19 Şubat 2010 Cuma

Yaratıcı Beyin, Nancy C. Andersen, 2005

Mimarlık eğitimi yazıları denemeler 3- Ocak 2010

Nancy C. Andreasen, Yaratıcı Beyin: Dehanın Nörobilimi, Çeviren Kıvanç Güney , Arkadaş Yayınevi, Ankara 2009. Özgün yayın: The Creating Brain: The Neuroscience Of Genius, Dana Press, New York/Washington, 2005.
Zekâ ve yaratıcılık arasındaki ayırım birçok bilimsel çalışma ile kanıtlanmıştır. Yaratıcılık beyne ait başka bir yetidir. Yaratıcılığın temel bileşenleri:
Özgünlük: yeni ilişkiler, bakış açıları, betimleme yolları sezmeyi içerir. Bu ilişkiler doğada keşfedilip yeni doğa yasalarıyla ya da roman ve şiir gibi bir ürünle ifade edilebilir.

Fayda: Faydanın tanımı en geniş anlamda yapılmalıdır çünkü sanatta yaratıcılığın her zaman gözle görülür, elle tutulur bir işe yararlılığı yoktur. Faydası her şeyden önce başkalarında yeni duygular uyandırması, esin yaratması ya da insan zihni/beyninin ulaşabileceği korkuyla karışık bir hayranlık hissi yaratabilmesinde yatar.
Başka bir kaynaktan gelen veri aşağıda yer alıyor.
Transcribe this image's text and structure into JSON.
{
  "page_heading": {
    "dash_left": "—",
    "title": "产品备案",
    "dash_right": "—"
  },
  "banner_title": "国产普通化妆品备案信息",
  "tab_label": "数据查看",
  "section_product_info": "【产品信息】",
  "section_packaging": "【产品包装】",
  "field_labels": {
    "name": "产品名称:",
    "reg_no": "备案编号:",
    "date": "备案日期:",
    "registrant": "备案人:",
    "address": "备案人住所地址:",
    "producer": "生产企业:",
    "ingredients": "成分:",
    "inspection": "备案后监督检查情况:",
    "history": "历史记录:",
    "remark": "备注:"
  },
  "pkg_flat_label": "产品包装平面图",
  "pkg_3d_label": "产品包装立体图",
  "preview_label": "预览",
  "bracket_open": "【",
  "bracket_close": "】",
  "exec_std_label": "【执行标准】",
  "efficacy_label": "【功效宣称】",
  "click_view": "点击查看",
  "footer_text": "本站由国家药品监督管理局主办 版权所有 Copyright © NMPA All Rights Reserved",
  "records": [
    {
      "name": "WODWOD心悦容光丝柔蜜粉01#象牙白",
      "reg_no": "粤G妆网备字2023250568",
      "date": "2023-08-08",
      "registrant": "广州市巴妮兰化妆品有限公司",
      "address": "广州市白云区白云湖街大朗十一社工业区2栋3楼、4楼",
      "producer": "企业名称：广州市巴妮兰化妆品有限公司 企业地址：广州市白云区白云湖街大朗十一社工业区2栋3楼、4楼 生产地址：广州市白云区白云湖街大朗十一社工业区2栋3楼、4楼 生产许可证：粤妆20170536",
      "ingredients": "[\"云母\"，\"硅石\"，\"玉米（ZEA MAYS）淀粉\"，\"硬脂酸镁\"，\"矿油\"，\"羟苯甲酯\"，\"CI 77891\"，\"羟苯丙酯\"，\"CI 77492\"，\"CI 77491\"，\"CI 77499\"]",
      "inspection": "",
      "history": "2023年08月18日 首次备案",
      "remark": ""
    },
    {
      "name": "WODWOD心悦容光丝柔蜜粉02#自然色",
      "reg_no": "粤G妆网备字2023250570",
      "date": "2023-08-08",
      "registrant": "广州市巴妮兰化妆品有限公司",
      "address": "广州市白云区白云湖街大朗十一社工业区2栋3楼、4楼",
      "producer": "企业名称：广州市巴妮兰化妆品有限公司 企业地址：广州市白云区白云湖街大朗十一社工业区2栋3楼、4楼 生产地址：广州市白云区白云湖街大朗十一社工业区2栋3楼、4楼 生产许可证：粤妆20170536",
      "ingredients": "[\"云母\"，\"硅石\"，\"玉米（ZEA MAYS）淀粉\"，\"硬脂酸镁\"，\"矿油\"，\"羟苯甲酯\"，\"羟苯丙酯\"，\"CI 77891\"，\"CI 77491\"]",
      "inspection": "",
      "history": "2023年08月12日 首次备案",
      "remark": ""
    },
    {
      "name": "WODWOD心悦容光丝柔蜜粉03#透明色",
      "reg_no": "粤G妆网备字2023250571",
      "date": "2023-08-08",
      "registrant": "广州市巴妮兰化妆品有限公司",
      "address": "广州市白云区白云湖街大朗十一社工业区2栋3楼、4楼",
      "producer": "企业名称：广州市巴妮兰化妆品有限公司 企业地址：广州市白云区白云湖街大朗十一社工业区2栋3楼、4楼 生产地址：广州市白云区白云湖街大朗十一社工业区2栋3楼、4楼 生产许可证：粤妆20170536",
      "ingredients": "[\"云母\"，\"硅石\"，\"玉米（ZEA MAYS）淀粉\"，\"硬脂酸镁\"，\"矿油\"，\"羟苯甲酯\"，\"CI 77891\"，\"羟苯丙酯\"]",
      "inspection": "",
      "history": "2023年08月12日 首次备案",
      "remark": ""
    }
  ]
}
Ürün: Yaratıcılık ortaya bir çeşit ürün koymalıdır. Yaratıcılık bireyle başlar. Daha sonra bu birey, yaratıcı bilişsel süreç boyunca, bir sorunu ele alır ya da iyi bir soru sorar veya yeni bir görüş ve kavramsallaştırma yolu arar. … Birey, süreç, ürün. Bu bileşenler doğrusal, yinelemeli ya da yalnızca gizemli bir şekilde bir araya gelebilir. Sa. 22

Yaratıcı Kişilik

Yaratıcı bireyi tanımlayan kişilik özellikleri deneyime ve maceraya açık olma, asilik, bireysellik, duyarlılık, oyunculuk, ısrarcılık, merak ve sadeliktir. Sa. 38
Yeni deneyimlere açıklık, başkalarının göremediği şeyleri yaratıcı bireyin görebilmesini sağlar. Belirsizliklere tahammül edebilir. Siyah-beyaz bir dünyanın mutlakiyetine muhtaç değildir, grinin tonları arasında mutludurlar. Cevaplanmamış sorular ve bulanık sınırlarla dolu bir dünyada yaşamak onlara daha fazla zevk verir.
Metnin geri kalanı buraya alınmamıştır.